Many cities that are considered immigrant-friendly are often referred to as "sanctuary cities." United States policy does not exactly offer a welcome mat for illegal immigrants, but sanctuary cities may have local policies that make life easier for immigrants. The reputations of sanctuary cities is often spread throughout the country. This can happen through word-of-mouth and through media coverage. In sanctuary cities there tends to be more support for illegal immigrants around the community. Some examples may include immigrant activists and church groups. However, there are also some community members who greatly disapprove of illegal immigrants and are vocal about it. Some American cities that have been classified as “sanctuary cities” include: San Diego, Los Angeles, San Francisco, Miami, Chicago, Seattle, Houston, Phoenix, Austin, Dallas, Washington D.C., Detroit, Salt Lake City, Minneapolis, Baltimore, Portland (both Maine and Oregon), Denver, New York City, Chicago and the whole state of New Jersey. Some cities disagree that they fall under this category and claim to be strict when it comes to immigration law enforcement. Cities can have formal or informal sanctuary policies. Formality is attained when the local government approves regulations in writing, such as an ordinance, order, resolution or policy. An informal sanctuary policy is not on paper but is a well-known discourse throughout the city and with city officials such as law enforcement. Unlike a formal sanctuary policy, there is no public record of informal sanctuary policy.

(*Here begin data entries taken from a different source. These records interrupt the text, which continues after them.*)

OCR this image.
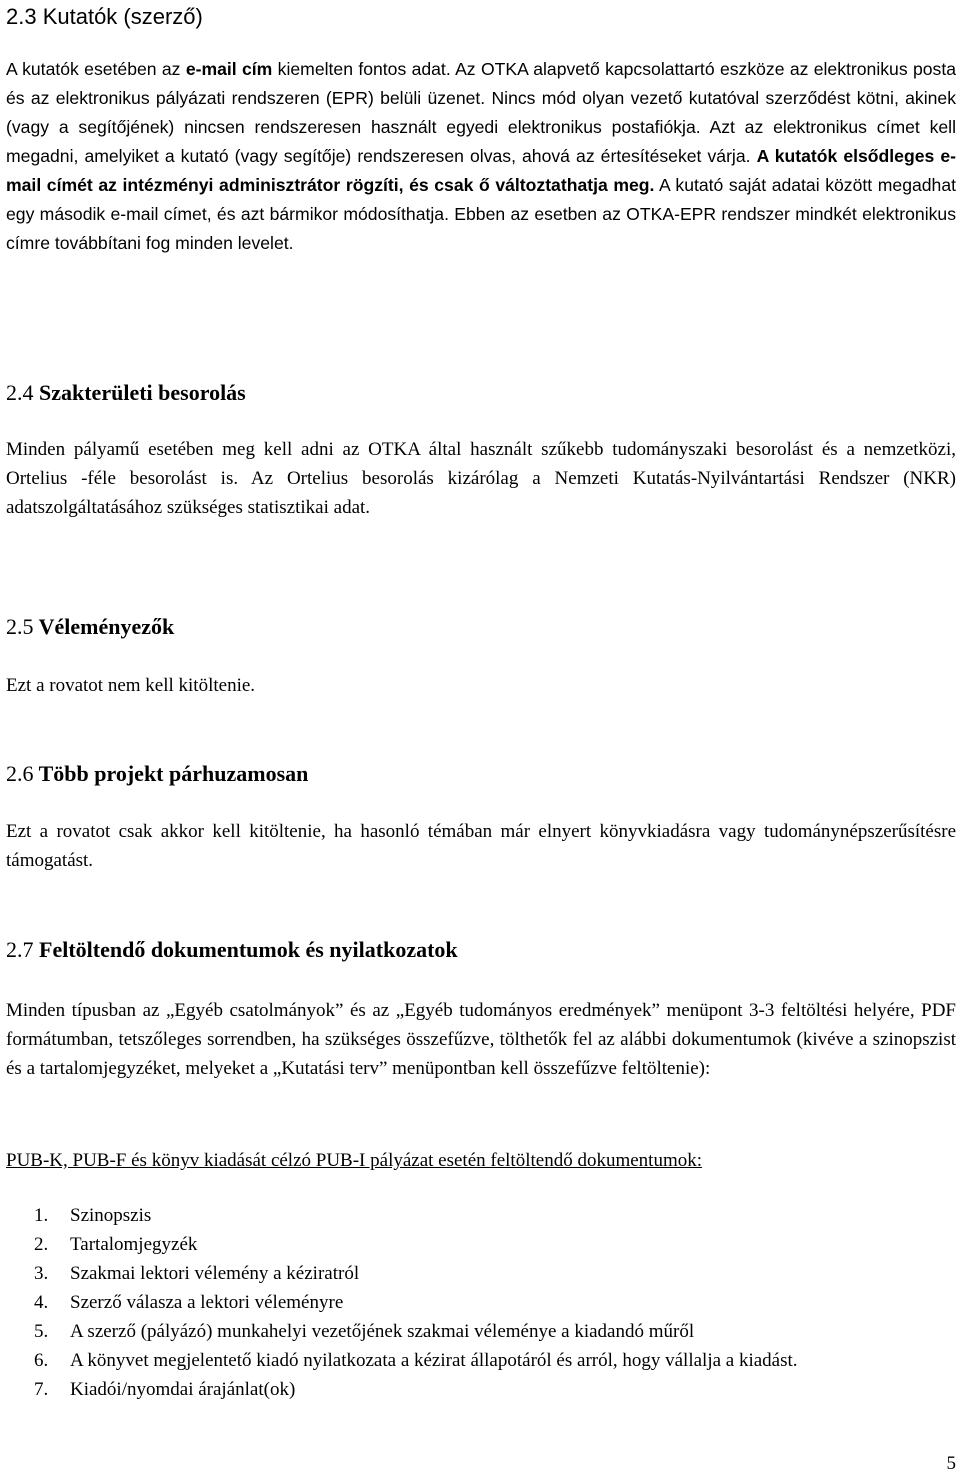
2.3 Kutatók (szerző)
A kutatók esetében az e-mail cím kiemelten fontos adat. Az OTKA alapvető kapcsolattartó eszköze az elektronikus posta és az elektronikus pályázati rendszeren (EPR) belüli üzenet. Nincs mód olyan vezető kutatóval szerződést kötni, akinek (vagy a segítőjének) nincsen rendszeresen használt egyedi elektronikus postafiókja. Azt az elektronikus címet kell megadni, amelyiket a kutató (vagy segítője) rendszeresen olvas, ahová az értesítéseket várja. A kutatók elsődleges e-mail címét az intézményi adminisztrátor rögzíti, és csak ő változtathatja meg. A kutató saját adatai között megadhat egy második e-mail címet, és azt bármikor módosíthatja. Ebben az esetben az OTKA-EPR rendszer mindkét elektronikus címre továbbítani fog minden levelet.
2.4 Szakterületi besorolás
Minden pályamű esetében meg kell adni az OTKA által használt szűkebb tudományszaki besorolást és a nemzetközi, Ortelius -féle besorolást is. Az Ortelius besorolás kizárólag a Nemzeti Kutatás-Nyilvántartási Rendszer (NKR) adatszolgáltatásához szükséges statisztikai adat.
2.5 Véleményezők
Ezt a rovatot nem kell kitöltenie.
2.6 Több projekt párhuzamosan
Ezt a rovatot csak akkor kell kitöltenie, ha hasonló témában már elnyert könyvkiadásra vagy tudománynépszerűsítésre támogatást.
2.7 Feltöltendő dokumentumok és nyilatkozatok
Minden típusban az „Egyéb csatolmányok” és az „Egyéb tudományos eredmények” menüpont 3-3 feltöltési helyére, PDF formátumban, tetszőleges sorrendben, ha szükséges összefűzve, tölthetők fel az alábbi dokumentumok (kivéve a szinopszist és a tartalomjegyzéket, melyeket a „Kutatási terv” menüpontban kell összefűzve feltöltenie):
PUB-K, PUB-F és könyv kiadását célzó PUB-I pályázat esetén feltöltendő dokumentumok:
1. Szinopszis
2. Tartalomjegyzék
3. Szakmai lektori vélemény a kéziratról
4. Szerző válasza a lektori véleményre
5. A szerző (pályázó) munkahelyi vezetőjének szakmai véleménye a kiadandó műről
6. A könyvet megjelentető kiadó nyilatkozata a kézirat állapotáról és arról, hogy vállalja a kiadást.
7. Kiadói/nyomdai árajánlat(ok)
5
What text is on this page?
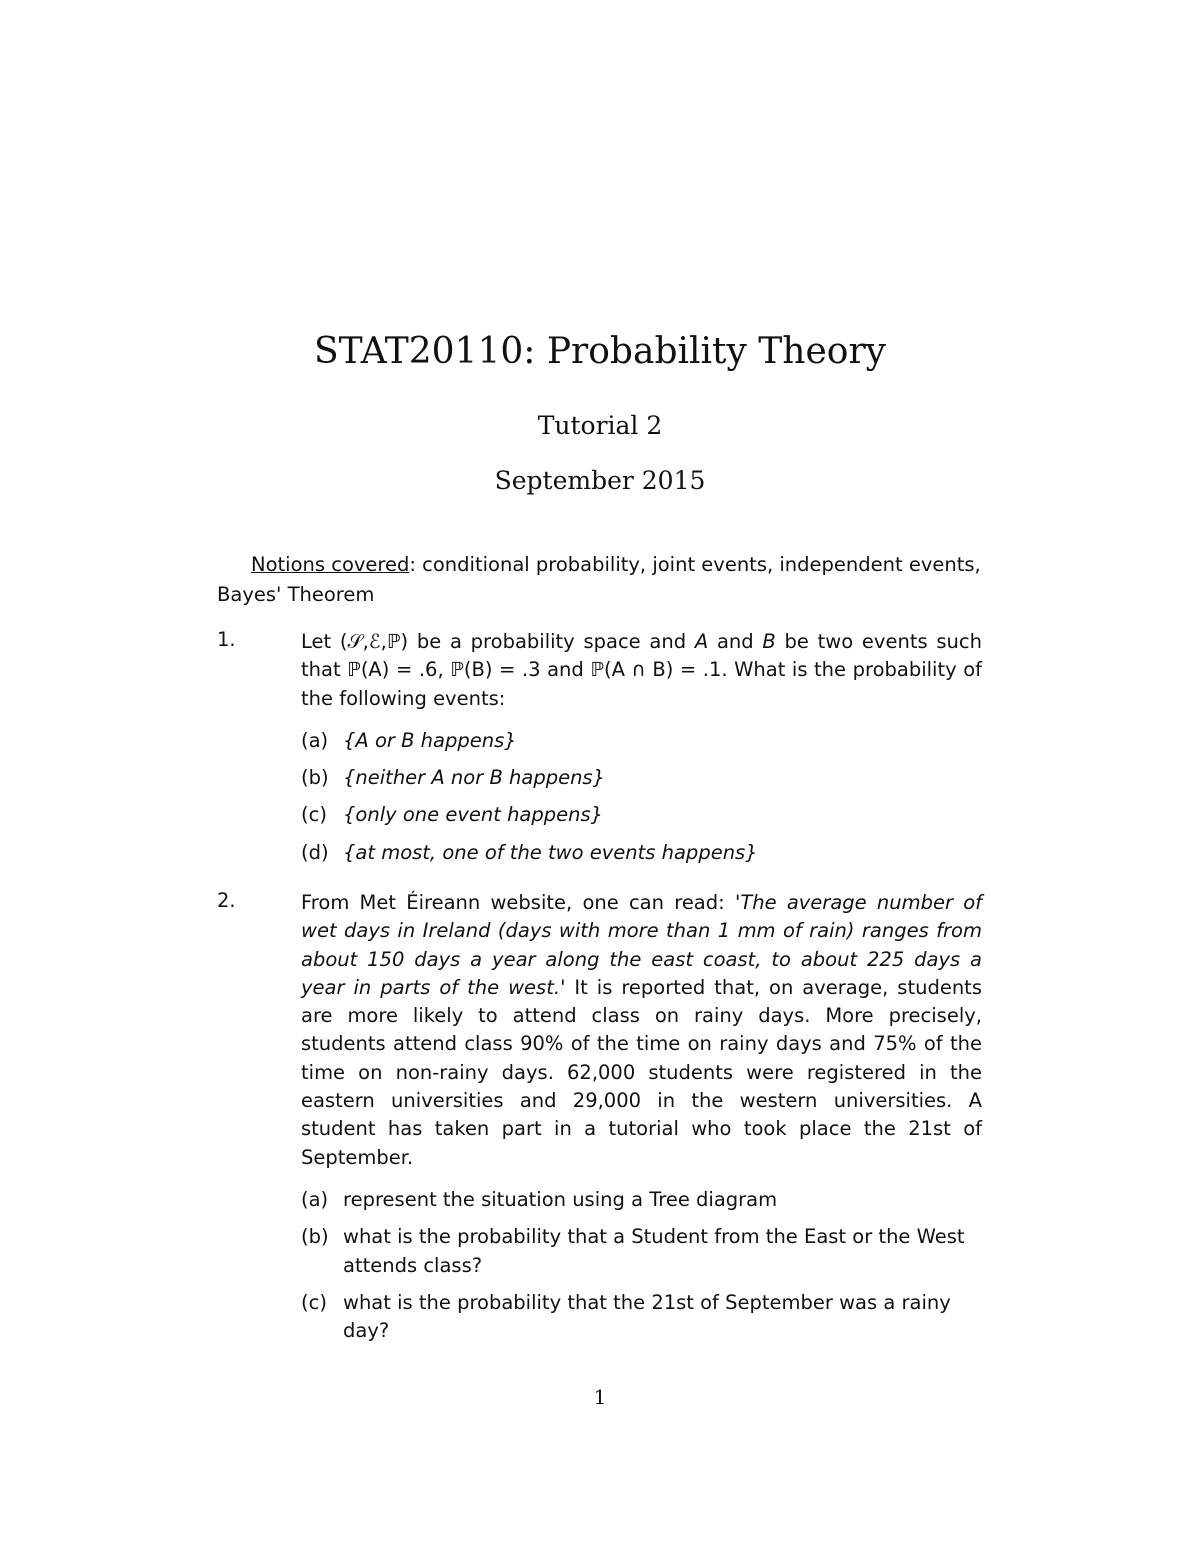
STAT20110: Probability Theory
Tutorial 2
September 2015
Notions covered: conditional probability, joint events, independent events, Bayes' Theorem
1.	Let (𝒮,ℰ,ℙ) be a probability space and A and B be two events such that ℙ(A) = .6, ℙ(B) = .3 and ℙ(A ∩ B) = .1. What is the probability of the following events:
(a) {A or B happens}
(b) {neither A nor B happens}
(c) {only one event happens}
(d) {at most, one of the two events happens}
2.	From Met Éireann website, one can read: 'The average number of wet days in Ireland (days with more than 1 mm of rain) ranges from about 150 days a year along the east coast, to about 225 days a year in parts of the west.' It is reported that, on average, students are more likely to attend class on rainy days. More precisely, students attend class 90% of the time on rainy days and 75% of the time on non-rainy days. 62,000 students were registered in the eastern universities and 29,000 in the western universities. A student has taken part in a tutorial who took place the 21st of September.
(a) represent the situation using a Tree diagram
(b) what is the probability that a Student from the East or the West attends class?
(c) what is the probability that the 21st of September was a rainy day?
1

In 1996 a federal law called the Illegal Immigration Reform and Immigrant Responsibility Act was passed. It required that governments at the local level work together with Immigration and Customs Enforcement (ICE). Throughout the nation there has been an increased level of cooperation among different branches of government and government agencies, especially after the terrorist attacks of 9/11. However, cooperation varies from location to location. There is added pressure for local and state governments to comply with federal regulations governing immigration policy, especially with funding at stake. Cities have limited budgets to provide services to their communities, and populations remain on the increase. Sometimes immigrants become scapegoats for limited budges, and discrimination against them becomes more widespread. As a result, some cities have tried to pass legislation to discourage illegal immigrants from residing in certain areas. However, certain regulations have been declared unconstitutional in the court system. Other cities have taken a different approach to avoid the possibility of discriminatory practices. It is a measure that prevents not only discrimination against illegal immigrants but also against U.S. citizens and permanent residents. Congress continues to struggle in finding an effective way to deal with immigration and introduce immigration reform. Sometimes this struggle is taken on by local governments. The result is that some cities end up being classified as sanctuary cities. However, even cities that are considered “sanctuary cities” are not exactly a safe haven for illegal immigrants.